Rumah yang ditinggali Syaris bersama kedua orangtua dan empat
adiknya hanyalah sebuah kamar berukuran sekitar 3 x 5 meter yang diberi
sekat. Bagian depan digelari tikar, dan bagian belakang tempat memasak
dan cuci piring.
Tak ada barang berharga di rumah petak itu. Perabot yang terlihat
hanya lemari kayu tua, ember, dan piring kotor. Seonggok kangkung
berada di ember.
Petak yang ditempati keluarga itu adalah rumah dinas guru SD 112217
Sei Baru Hulu yang tidak terpakai lagi, lalu dipinjampakaikan. Rumah
kayu itu dibagi dalam tiga petak. Petak pertama dihuni Rita (18)
bersama suaminya. Perempuan muda yang masih mirip bocah itu telah
memiliki satu anak.
Petak kedua dihuni keluarga Syaris, ayah ibunya berikut empat adiknya. Petak ketiga dihuni sebuah keluarga muda.
Para tetangga Syaris bercerita, Syaris terkenal bandel. Akan tetapi,
mencuri timah adalah hal yang biasa bagi anak-anak di kawasan itu.
Perilaku ini tumbuh subur karena masih ada penadah di kawasan Sei
Berombang, sekitar 3 kilometer dari rumah Syaris.
Karena liputan media, kasus Syaris diperhatikan banyak orang. Para
mantan guru Syaris pun ikut diperiksa. Kasus ini pun telah membuat
seorang Kepala Unit Reserse Kriminal dicopot.
"Pengalaman ini memberi banyak pelajaran bagi kami. Hak anak harus
diperhatikan," kata Kepala Satreskrim Polres Labuhan Batu Ajun
Komisaris Jungjung Siregar.
Meskipun demikian, Kepala Kejaksaan Negeri Labuhan Batu Aditya Warman menyatakan tidak puas atas putusan hakim.
Syaris memang bernasib buram, tetapi secercah harapan kini
terbersit.

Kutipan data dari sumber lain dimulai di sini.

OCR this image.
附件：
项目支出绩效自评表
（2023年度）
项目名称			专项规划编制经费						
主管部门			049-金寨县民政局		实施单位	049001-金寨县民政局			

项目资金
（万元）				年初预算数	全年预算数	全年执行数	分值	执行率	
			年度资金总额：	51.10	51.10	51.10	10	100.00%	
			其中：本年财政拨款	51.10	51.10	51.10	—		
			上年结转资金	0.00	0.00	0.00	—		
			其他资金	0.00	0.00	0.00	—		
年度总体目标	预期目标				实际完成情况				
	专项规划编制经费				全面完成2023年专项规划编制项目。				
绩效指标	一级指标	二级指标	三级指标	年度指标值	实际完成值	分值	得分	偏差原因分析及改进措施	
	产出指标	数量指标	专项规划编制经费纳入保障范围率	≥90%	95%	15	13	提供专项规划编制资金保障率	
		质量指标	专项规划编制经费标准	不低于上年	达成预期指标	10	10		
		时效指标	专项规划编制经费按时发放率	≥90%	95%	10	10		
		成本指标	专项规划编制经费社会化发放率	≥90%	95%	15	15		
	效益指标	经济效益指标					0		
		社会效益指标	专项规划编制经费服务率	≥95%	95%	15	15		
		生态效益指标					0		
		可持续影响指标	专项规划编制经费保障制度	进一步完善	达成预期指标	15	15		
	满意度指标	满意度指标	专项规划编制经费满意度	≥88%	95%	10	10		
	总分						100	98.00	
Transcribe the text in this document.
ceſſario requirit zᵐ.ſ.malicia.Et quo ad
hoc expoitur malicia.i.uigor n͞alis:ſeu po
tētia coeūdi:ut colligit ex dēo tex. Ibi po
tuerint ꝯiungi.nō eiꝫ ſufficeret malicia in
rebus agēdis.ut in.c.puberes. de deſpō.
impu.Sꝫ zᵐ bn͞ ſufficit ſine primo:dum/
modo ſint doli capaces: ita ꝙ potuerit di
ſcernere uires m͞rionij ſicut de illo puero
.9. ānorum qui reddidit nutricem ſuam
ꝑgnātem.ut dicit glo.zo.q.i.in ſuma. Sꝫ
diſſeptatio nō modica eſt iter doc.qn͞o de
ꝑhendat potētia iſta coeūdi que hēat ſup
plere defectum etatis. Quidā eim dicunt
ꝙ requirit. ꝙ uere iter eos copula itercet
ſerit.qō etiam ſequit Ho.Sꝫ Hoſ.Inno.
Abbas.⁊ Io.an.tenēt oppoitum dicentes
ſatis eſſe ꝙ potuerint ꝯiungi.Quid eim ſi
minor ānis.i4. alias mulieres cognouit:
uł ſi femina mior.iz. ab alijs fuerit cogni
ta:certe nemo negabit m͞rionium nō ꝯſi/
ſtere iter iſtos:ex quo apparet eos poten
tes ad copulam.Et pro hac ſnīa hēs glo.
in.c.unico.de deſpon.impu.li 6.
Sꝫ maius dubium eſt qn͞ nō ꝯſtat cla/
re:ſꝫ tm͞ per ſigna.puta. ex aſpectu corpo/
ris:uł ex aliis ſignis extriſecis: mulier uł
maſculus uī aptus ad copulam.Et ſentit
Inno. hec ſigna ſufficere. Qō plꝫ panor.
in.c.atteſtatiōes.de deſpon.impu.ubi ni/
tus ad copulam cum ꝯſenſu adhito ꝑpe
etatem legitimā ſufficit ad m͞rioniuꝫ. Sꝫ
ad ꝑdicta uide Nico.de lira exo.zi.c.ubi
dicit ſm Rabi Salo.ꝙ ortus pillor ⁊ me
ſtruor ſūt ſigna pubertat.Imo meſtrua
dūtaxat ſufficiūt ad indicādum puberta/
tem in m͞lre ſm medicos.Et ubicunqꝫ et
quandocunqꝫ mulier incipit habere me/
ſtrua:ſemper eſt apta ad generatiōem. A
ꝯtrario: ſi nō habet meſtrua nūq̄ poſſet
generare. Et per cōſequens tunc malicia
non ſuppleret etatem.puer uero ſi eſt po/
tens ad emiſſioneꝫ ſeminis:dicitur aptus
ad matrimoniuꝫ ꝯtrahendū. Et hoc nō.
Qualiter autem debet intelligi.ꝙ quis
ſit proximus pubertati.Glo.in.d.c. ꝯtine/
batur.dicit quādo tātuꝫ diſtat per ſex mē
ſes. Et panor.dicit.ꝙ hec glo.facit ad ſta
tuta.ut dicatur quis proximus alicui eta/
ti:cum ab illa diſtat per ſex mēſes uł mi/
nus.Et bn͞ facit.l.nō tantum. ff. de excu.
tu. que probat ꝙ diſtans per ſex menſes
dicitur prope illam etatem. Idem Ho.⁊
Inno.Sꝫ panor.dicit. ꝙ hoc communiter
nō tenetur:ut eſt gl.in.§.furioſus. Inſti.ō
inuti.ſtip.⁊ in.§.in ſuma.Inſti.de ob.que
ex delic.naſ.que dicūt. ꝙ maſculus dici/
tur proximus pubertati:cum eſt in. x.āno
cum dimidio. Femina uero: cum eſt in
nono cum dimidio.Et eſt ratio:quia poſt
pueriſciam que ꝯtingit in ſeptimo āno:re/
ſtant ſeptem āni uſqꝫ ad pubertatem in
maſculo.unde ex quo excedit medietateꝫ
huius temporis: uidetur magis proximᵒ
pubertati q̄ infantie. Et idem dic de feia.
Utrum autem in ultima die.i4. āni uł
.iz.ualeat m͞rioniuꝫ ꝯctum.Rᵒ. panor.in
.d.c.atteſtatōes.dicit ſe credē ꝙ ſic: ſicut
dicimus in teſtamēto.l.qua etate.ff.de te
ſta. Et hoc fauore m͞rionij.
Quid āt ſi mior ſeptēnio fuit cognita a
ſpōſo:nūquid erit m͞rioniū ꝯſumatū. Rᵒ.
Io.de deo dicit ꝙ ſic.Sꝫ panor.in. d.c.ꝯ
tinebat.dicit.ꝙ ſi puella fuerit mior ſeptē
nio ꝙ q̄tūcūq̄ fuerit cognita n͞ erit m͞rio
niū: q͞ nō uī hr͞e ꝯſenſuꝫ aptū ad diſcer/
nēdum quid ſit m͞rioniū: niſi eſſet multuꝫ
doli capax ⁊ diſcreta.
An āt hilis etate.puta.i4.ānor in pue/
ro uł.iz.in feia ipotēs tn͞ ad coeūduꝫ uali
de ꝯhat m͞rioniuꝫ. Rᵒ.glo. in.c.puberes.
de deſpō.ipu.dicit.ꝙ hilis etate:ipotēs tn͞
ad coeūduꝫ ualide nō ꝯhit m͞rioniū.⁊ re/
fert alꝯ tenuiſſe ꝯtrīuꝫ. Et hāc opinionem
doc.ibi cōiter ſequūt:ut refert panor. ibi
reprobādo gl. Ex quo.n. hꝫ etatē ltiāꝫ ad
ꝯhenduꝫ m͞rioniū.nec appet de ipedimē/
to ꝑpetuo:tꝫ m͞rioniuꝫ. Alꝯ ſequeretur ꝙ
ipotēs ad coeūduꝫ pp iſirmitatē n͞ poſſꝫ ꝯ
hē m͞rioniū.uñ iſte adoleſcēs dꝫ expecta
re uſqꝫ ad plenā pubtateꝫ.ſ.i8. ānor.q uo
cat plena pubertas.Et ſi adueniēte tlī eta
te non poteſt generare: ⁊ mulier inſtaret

Sebab, pemberitaan yang gencar di media berhasil mengetuk
hati sebuah keluarga di Rantau Prapat yang akan merawatnya.
Meski demikian, wajah hukum kita yang coreng moreng tetap menyisakan
pertanyaan. Apakah hukum tidak berpihak pada si miskin seperti Syaris?